An Inventory of Losses by Judith Schlansky (translated by Jackie Smith), in each chapter Schlansky follows a different literary convention in order to consider something which is irretrievably lost to the world — from the island of Tuanaki, to Sappho’s poems.

Gossip from the Forest by Sara Maitland, here Maitland journeys through Britain’s forests in order to uncover the cultural links between our woodlands and our fairytales.


Part III: Things I’ve Been Watching

Here’s some telly I’ve watched recently and would recommend:

  • Wendell & Wild (Netflix) – this glorious stop-motion animation about an orphan named Kat who tangoes with otherworldly ghouls, fiendish adults, and the prison industrial complex, is a collaboration between Henry Selick (The Nightmare Before Christmas, Coraline), and Jordan Peele (Get Out, Us, Nope).
  • White Noise (Netflix) – Noah Baumbach’s adaption of Don DeLillo’s 1985 novel definitely won’t be for everyone, but I loved it.
  • Madoff: The Monster of Wall Street (Netflix) – this four-part documentary is arguably over-long, but benefits from remarkable access, and unlike many documentaries of this ilkdoes give the victims a voice.

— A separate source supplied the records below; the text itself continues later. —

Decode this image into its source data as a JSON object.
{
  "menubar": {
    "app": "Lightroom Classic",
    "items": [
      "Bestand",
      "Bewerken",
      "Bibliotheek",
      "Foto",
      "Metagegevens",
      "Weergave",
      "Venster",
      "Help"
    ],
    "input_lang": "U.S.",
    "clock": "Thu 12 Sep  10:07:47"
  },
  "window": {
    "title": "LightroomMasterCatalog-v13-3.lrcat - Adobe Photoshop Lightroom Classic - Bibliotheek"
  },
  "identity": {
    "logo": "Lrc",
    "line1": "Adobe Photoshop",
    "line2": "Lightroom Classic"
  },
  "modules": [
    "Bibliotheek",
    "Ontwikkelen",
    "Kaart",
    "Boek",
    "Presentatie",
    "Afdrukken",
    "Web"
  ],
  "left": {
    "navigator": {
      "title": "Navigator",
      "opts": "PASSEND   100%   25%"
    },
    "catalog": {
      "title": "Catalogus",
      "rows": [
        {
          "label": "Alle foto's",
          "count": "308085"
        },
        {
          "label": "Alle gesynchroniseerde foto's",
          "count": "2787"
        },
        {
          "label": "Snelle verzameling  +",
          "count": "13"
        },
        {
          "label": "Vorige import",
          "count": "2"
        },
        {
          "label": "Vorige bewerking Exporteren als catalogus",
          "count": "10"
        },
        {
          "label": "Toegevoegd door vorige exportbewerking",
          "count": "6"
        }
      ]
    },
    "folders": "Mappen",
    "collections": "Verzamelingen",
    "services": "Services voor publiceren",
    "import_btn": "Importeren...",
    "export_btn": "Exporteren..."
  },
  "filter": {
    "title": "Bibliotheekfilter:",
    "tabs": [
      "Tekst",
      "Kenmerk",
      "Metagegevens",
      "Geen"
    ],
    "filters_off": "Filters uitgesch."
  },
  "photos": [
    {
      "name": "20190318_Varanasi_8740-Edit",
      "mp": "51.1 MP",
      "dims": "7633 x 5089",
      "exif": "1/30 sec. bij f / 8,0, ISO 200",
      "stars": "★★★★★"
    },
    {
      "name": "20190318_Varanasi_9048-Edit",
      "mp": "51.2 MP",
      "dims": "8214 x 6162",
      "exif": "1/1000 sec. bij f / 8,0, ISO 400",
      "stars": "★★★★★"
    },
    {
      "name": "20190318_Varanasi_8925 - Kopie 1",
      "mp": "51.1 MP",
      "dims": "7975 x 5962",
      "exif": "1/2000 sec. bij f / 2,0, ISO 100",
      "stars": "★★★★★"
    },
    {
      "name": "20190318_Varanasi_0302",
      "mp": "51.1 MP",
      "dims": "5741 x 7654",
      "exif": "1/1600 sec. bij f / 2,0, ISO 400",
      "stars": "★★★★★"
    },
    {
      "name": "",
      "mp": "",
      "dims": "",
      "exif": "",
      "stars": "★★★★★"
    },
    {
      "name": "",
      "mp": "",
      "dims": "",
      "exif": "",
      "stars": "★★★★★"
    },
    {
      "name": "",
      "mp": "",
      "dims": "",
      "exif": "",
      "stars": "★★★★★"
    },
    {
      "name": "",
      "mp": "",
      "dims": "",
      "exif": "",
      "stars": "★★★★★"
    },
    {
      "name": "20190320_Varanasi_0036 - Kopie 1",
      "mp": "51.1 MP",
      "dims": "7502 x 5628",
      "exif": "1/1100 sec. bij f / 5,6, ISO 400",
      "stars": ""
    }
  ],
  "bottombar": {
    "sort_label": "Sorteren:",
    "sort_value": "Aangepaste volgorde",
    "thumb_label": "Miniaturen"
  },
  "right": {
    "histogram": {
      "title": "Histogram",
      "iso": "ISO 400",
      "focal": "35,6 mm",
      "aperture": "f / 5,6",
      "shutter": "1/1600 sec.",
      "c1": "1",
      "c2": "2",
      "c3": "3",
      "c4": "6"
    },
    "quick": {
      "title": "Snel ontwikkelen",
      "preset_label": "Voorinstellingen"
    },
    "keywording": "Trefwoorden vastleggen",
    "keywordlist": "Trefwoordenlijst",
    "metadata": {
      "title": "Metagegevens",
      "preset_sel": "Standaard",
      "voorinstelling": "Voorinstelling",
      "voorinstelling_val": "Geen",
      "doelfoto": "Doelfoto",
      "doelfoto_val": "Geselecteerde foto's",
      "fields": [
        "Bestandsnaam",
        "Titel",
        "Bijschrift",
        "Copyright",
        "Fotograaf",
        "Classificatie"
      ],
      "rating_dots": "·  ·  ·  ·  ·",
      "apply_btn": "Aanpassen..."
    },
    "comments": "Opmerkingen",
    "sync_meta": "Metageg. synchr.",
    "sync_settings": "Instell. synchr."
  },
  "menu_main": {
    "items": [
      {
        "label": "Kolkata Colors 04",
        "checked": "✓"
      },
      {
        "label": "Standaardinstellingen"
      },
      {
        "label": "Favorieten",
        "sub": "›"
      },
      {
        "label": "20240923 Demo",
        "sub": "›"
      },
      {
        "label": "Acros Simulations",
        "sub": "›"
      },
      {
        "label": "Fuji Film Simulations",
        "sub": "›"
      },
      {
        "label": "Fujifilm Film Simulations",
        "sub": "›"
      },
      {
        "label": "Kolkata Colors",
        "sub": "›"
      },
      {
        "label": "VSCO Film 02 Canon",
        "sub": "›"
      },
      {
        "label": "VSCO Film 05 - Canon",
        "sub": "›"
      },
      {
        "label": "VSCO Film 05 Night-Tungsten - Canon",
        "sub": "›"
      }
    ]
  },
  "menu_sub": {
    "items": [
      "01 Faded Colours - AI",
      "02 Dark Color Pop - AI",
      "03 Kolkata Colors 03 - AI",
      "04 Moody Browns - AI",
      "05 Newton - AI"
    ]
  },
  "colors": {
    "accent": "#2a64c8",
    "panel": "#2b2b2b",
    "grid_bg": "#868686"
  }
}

Bonus! I’ve absolutely loved listening to the Lolita Podcast by Jamie Loftus. The Nabokov literary classic has sparked infinite discussion in the 65 years since its release, but the cultural memory the book has left behind lives more in romance and fashion aesthetics than a cautionary tale about a deceptive predator and his young prey. Loftus wants to know how we got here, and in this series traces Lolita — the person, Dolores Haze — from her literary origin to her current status as a doomed icon.


Part IV: What I’ve been up to…

My festive season was lovely. I got to spend time with friends and family, I read a stack of books, plus I stuck to my resolution of last year: and chose not to worry about making grand plans for the new year — I’m ignoring the calendar — 2023 starts whenever I’m ready 🙂

Over the past two weeks I’ve been doing pre-scoring for the European Content Awards, plus thinking a bit about what I want 2023 to look like. To help me figure some of this stuff out I’ve signed up to:


What’s next?

Planning to make plans, writing my 100 Good Things post for 2022, having a bash at the macramé kit I got for Christmas.